176. The primary evidence for this plank of the local authority’s case is Claire’s awareness of mother’s poor mental health; her assumed understanding of Sylvie’s deteriorating health and the fact that she allowed Rosie to be left in the sole care of Sylvie.
177. Both Claire and Sylvie have worked well with the mental health services. Claire has been a committed carer for more than six years. Both women have engaged in work with social care as well as the mental health teams. Claire and Sylvie planned this baby. They changed their whole life style to bring this child into the world. They gave up drugs, sought a move, managed their respective health conditions. The couple did not hide their history. Referrals to social care were quickly closed.
178. The pressures these two women were under was considerable but I can see nothing in the professional records that suggests that they were concerned about how Sylvie presented with the baby. None of the agencies sought to intervene in family life. The baby had only been in the sole care of these two women for less than 10 days. In those circumstances I fail to see how the local authority can make out to the requisite standard that Claire failed to protect in the days leading up to and on the 25th February 2019.

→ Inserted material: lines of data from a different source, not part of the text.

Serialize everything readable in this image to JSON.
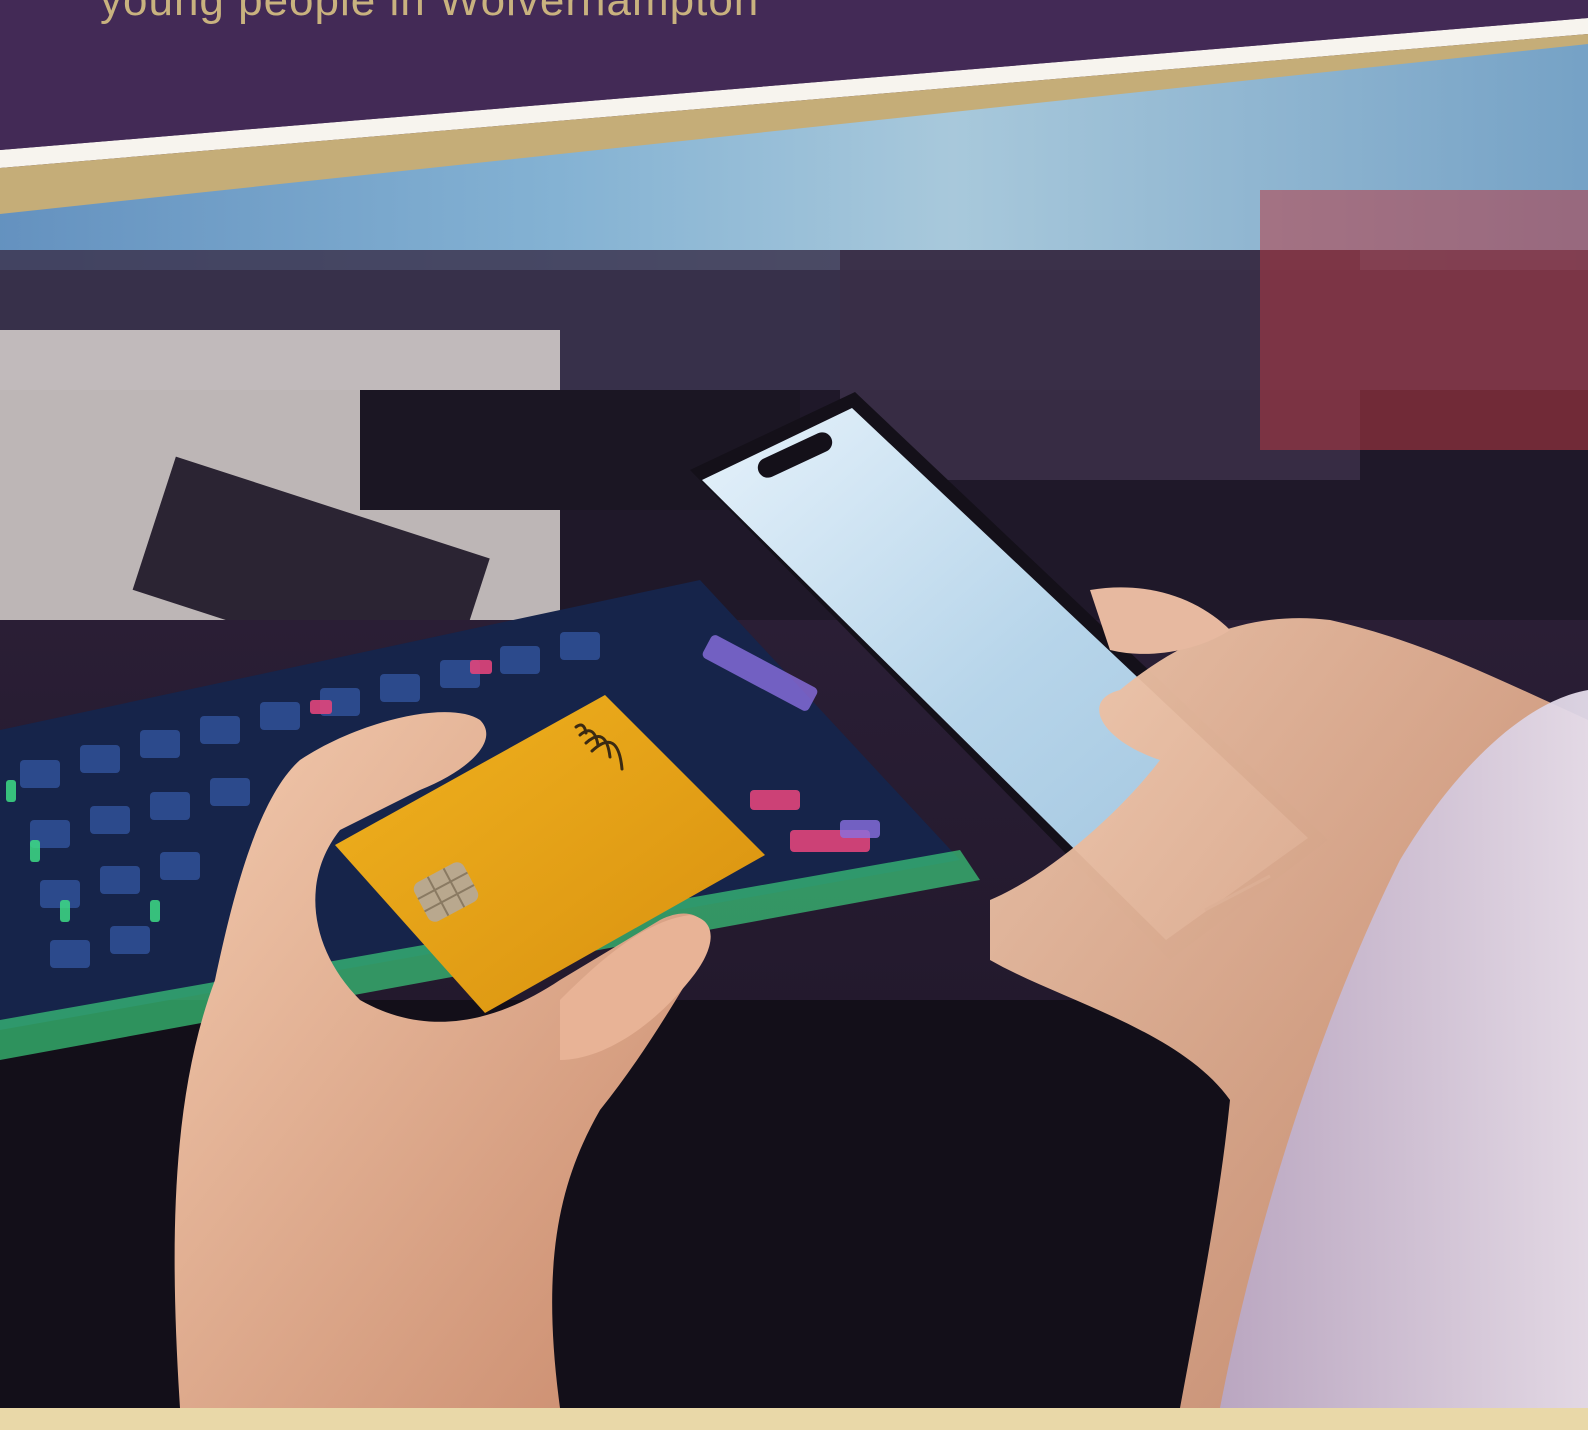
{
  "header": {
    "subtitle": "young people in Wolverhampton"
  },
  "colors": {
    "header_bg": "#432a56",
    "subtitle_text": "#c9b27f",
    "gold_stripe": "#c5ad78",
    "white_stripe": "#f7f4ee",
    "card_yellow": "#e3a21a",
    "bottom_strip": "#e9d8a8"
  },
  "photo": {
    "subject": "hands holding a yellow payment card and a smartphone in front of an illuminated gaming keyboard",
    "icons": [
      "contactless-icon",
      "chip-icon"
    ]
  }
}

179. I do not find that the parents colluded in the concealment of events from professionals. Sylvie’s sense of isolation following the injuries to Rosie serves to underline how divisive the events of 25th February 2019 were for the couple. Claire worked quickly to support and enable mother to seek advice as soon as she was told of Sylvie’s second account. She was entitled to believe that account whilst it was under investigation. The challenge for Claire and Sylvie will be what they make of these findings.

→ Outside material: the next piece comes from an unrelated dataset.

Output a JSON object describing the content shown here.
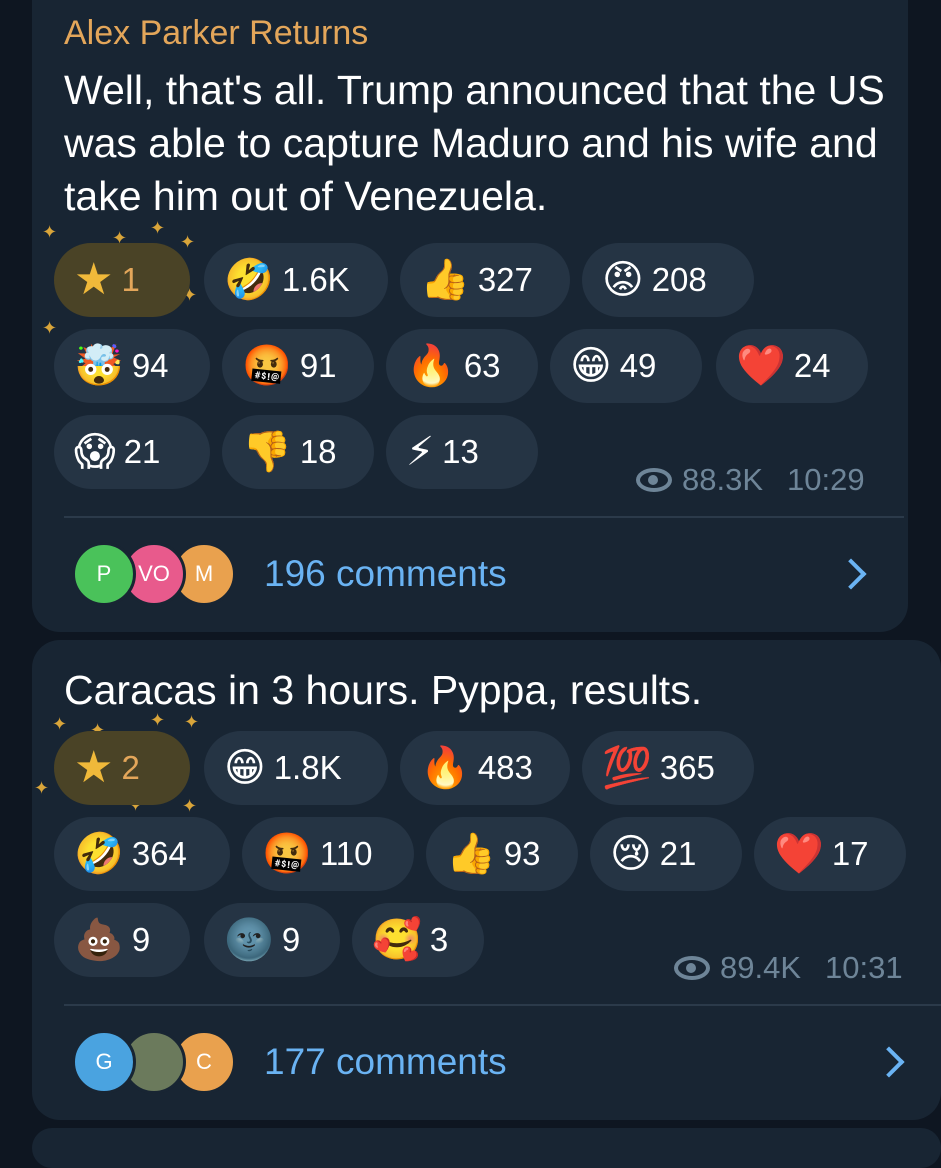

180. I understand that the local authority propose to invite the court to consider the parents openness with professionals and the volatility /violence within their relationship at the welfare stage of the process. Whilst I accept that Sylvie deliberately misled treating doctors, her psychiatric team, social care and the courts she did so at a time when she was fearful of being blamed and losing her precious child. There is no evidence currently before the court that would found such an allegation against Claire. The evidence of violence within the relationship is limited. The local authority would be in considerable difficulties in establishing a threshold finding of actual significant harm to Rosie by her exposure to the parental relationship on the evidence currently before the court.
181. Sylvie mental health will be the subject of further assessment. I am concerned to understand her ability take responsibility for the events on the 25th February and to understand how her mental health can be managed. Claire will also need time and help to understand the implications for her, her relationship and for the planning arrangements for baby Rosie.

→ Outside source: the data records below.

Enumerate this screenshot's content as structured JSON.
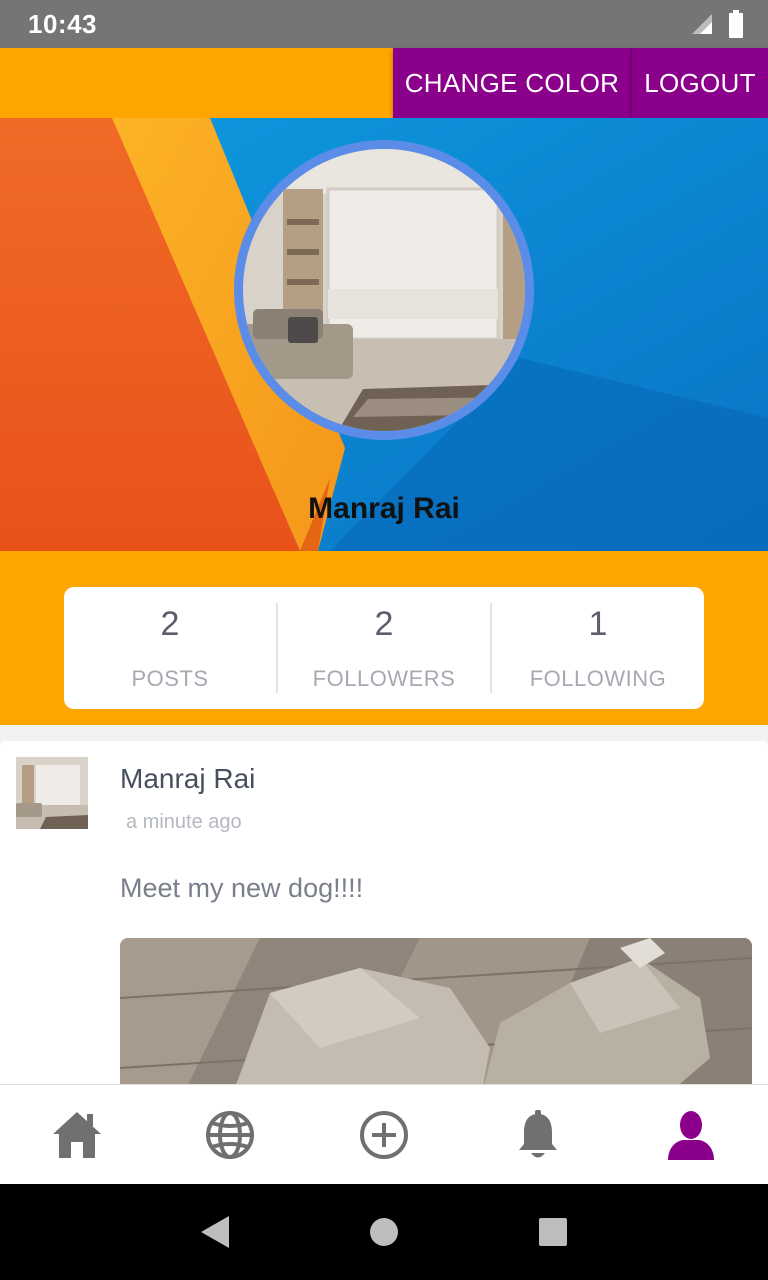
{
  "status_bar": {
    "time": "10:43"
  },
  "top_bar": {
    "change_color_label": "CHANGE COLOR",
    "logout_label": "LOGOUT"
  },
  "profile": {
    "name": "Manraj Rai"
  },
  "stats": [
    {
      "value": "2",
      "label": "POSTS"
    },
    {
      "value": "2",
      "label": "FOLLOWERS"
    },
    {
      "value": "1",
      "label": "FOLLOWING"
    }
  ],
  "post": {
    "author": "Manraj Rai",
    "time": "a minute ago",
    "text": "Meet my new dog!!!!"
  },
  "bottom_nav": {
    "items": [
      "home-icon",
      "globe-icon",
      "add-circle-icon",
      "bell-icon",
      "profile-icon"
    ],
    "active": "profile-icon"
  },
  "colors": {
    "accent_orange": "#FFA500",
    "button_purple": "#8B008B",
    "avatar_ring": "#5b8de8"
  }
}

182. I make clear that I do not challenge Sylvie’s assertion that she has been a good mum. The professional observations to date are positive. Claire regards Sylvie as a fantastic mum. I do not know and do not speculate what caused Sylvie to lose control on the 25th February 2019. Mr Vater QC quite properly reminds the court that there are many examples of ‘fantastic’ parents who flip and hurt their children. Very sadly that is what I find happened here.
Acknowledgments
183. I am grateful to all leading and junior counsel for their assistance with this case. I also extend my thanks to all of the experts who assisted the court. I would be grateful if the local authority could arrange for copies of this judgment to be provided to them in an anonymised form in due course.
184. I would also like to thank the parents. I am aware how very difficult these proceedings have been for them. I wish to thank each of them for the way they conducted themselves in court.